The final result then underwent a light compositing and colour correction to alter details for better readability and a more natural appearance. We also discovered that AI generation for certain looks tended to be more faulty than others. So, for every final frame in the video, we usually generated extra frames—typically 3 to 5, and sometimes 8—then manually selected the best frame for the final shot. This eliminated the need for regenerating all frames and saved us some time. However, sometimes cleanup was unavoidable. In some shots, all generated frames were faulty, so we had to clean up or mix multiple frames to build the final frame. Although AI generated the images, manual labor was a crucial part of the process.
The Frankenstein method
For one shot, we experimented with something truly unique. While all other shots followed a simple logic, where control frames dictated AI generation and the final image was more or less the final AI generation, for one long shot—dubbed "the creation"—this method didn't work. The shot consisted of a series of scientific pictures in books, starting from the Big Bang to the formation of the Earth, the evolution of life, and finally, a Homo sapiens skull looking at the camera in a museum display. The initial attempts to create these photos with AI all failed. It might have happened because these concepts are very hard to generate. So we came up with a new solution:
Manual stop-motion animation by arranging stock photos in an After Effects timeline.
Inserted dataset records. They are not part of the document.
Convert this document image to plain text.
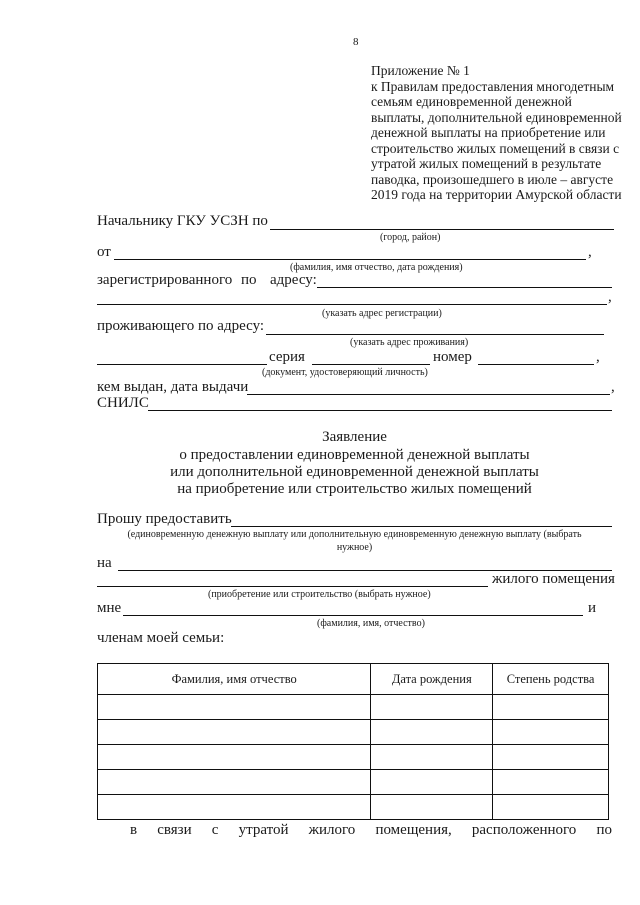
8
Приложение № 1
к Правилам предоставления многодетным
семьям единовременной денежной
выплаты, дополнительной единовременной
денежной выплаты на приобретение или
строительство жилых помещений в связи с
утратой жилых помещений в результате
паводка, произошедшего в июле – августе
2019 года на территории Амурской области
Начальнику ГКУ УСЗН по
(город, район)
от	,
(фамилия, имя отчество, дата рождения)
зарегистрированного по адресу:
,
(указать адрес регистрации)
проживающего по адресу:
(указать адрес проживания)
серия	номер	,
(документ, удостоверяющий личность)
кем выдан, дата выдачи	,
СНИЛС
Заявление
о предоставлении единовременной денежной выплаты
или дополнительной единовременной денежной выплаты
на приобретение или строительство жилых помещений
Прошу предоставить
(единовременную денежную выплату или дополнительную единовременную денежную выплату (выбрать
нужное)
на
жилого помещения
(приобретение или строительство (выбрать нужное)
мне	и
(фамилия, имя, отчество)
членам моей семьи:
Фамилия, имя отчество	Дата рождения	Степень родства

в связи с утратой жилого помещения, расположенного по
Animating the boundaries of each photo as control frame.
Generating surrounding pages using AI and control frames.
Compositing the animated photos on top of generated AI images.
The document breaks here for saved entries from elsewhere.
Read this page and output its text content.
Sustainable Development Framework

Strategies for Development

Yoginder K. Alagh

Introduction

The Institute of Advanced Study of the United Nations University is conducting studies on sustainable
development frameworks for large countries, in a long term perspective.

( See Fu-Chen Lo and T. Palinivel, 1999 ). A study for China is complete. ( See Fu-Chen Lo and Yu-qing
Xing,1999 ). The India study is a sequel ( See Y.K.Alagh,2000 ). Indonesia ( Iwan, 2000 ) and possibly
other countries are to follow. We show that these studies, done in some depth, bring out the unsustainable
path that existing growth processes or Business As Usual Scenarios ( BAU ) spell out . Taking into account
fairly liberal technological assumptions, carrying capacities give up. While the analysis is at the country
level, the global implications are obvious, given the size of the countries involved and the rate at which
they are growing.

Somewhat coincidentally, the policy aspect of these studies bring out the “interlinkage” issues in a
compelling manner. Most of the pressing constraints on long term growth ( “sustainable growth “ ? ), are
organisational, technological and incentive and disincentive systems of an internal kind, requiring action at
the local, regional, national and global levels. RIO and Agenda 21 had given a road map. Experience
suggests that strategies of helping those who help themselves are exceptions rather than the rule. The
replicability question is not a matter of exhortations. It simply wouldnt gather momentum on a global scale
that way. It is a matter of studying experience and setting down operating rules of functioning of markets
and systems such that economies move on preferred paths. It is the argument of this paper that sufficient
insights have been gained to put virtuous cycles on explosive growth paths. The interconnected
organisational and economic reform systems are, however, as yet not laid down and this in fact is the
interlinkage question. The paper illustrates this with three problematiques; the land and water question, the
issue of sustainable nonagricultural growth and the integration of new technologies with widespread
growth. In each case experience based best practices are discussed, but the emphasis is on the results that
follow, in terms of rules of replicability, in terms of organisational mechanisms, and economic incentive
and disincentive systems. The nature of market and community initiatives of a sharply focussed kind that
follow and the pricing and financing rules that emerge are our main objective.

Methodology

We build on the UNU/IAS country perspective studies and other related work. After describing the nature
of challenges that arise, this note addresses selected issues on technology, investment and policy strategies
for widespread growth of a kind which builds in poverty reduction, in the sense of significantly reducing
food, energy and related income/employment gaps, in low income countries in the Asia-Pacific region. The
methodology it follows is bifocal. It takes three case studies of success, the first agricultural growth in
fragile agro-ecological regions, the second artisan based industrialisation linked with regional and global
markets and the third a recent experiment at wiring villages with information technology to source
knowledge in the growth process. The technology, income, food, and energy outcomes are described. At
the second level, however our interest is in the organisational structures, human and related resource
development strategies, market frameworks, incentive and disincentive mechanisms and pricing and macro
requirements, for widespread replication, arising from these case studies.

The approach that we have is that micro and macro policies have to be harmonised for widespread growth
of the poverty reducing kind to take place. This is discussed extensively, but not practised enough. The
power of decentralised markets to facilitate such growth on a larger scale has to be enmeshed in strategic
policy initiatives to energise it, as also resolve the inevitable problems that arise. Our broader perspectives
This multi-layered way of creating AI video is truly the next level of combining different techniques, and it has us very excited about the future of this approach.
Conclusion
For most of the shots, we utilized Stable diffusion XL on automatic 1111 + controlnet + wildcards. Our primary model was Juggernaut XL, which proved to be a significant time saver. Additionally, we employed various other models and Loras as needed. For a couple of shots, we opted for defroum with a single initial frame as the starting point. Post-production tasks were handled using Nuke for compositing and DaVinci for editing and color correction. The entire process took us three weeks for workflow and story building, and five weeks for actual production. It was a collaborative effort, and we were fortunate to have a sponsor providing us with massive GPU power. We utilized RunPod GPU cloud service for all our creations. Given that the final resolution was 2k, we applied high-resolution fixes to every single shot.
and at the end, I want to express my gratitude! I learned everything I know about AI within this community of AI enthusiasts. I am humble enough to acknowledge that without your support, none of this would have been possible. thank you and keep going!!!